Look at the inset on the front of the bodice, similar to the Miss Kitty bodice, no? I was tickled that I could find two different patterns with a similar vibe. The shape of the inset on the bodice was really supposed to be trim sewn onto the bodice in that shape. I just used the pattern markings to trace the shape onto a separate fabric and made it a separate center section.
I was kind-of surprised that using the vintage pattern wasn't much different than using any other current Simplicity pattern. I don't know what I thought it would be like, but now I've broken the ice and I'm not afraid to try more.
The little one pictured above turned two today and a few days ago, on a whim (seems like I sew on a whim a lot), I decided she needed a cute, but sophisticated coat. I searched back through my emails over the last two years to find the Heidi and Finn patterns I purchased before I even had my youngest daughter. I found the Swing Coat pattern, printed it and went to work with some soft denim that had been laying in a pile of fabrics on the floor beneath my sewing table.
It went together FAST. I loved the simplicity of it.

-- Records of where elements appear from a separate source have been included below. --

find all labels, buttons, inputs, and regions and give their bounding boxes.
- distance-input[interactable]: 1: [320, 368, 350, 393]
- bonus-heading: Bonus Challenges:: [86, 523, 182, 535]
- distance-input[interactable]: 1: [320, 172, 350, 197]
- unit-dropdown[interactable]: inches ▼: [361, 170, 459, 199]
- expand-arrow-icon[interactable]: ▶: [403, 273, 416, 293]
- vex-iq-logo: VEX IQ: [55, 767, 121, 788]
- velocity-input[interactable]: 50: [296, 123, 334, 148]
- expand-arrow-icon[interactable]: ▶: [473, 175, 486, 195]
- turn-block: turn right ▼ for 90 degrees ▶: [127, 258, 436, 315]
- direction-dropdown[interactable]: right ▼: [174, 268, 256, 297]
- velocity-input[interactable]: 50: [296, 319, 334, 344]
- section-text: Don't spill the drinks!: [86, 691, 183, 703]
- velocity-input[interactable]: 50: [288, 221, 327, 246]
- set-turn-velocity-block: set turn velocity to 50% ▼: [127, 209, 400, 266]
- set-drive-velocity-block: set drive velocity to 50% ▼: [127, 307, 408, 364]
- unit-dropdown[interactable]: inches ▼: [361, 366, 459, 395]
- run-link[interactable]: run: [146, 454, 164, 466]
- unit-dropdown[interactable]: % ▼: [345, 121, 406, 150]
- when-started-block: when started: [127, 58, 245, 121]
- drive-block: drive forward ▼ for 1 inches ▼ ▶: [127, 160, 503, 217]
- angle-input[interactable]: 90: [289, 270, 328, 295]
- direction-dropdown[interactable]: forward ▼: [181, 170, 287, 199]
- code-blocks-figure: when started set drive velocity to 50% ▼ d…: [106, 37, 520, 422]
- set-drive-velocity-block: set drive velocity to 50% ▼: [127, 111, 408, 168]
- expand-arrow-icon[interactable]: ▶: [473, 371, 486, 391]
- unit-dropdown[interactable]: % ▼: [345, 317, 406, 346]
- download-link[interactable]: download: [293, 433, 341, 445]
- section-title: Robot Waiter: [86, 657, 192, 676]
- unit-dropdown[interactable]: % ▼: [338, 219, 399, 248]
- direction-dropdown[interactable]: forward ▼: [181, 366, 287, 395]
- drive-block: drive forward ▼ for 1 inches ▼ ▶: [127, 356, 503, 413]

I'm sure my skills gained by sewing more complex patterns made this one seem easier. It sure was nice not to have to sew the sleeves on after the body of the coat was sewn and it sure was nice to just cut 7 pieces for the outside of the coat. And it was really nice to be able to sew a LINED coat in just a couple hours, start to finish.
I used a big square vintage scarf I picked up at an estate sale for the lining. I think it turned out to be a perfect match for this pattern which already has it's own vintage feel.
I think my almost-4-year-old will be getting one of these come spring. There are so many more fabrics that would look darling made up in this pattern. You could lengthen it and make it in laminate as a rain coat. You could make it in velvet with a voile lining for a special occasion. And how cute would it be in kakhi with a fun cotton print on the inside, buttons all the way down the front and a tie as a playful version of a trench coat?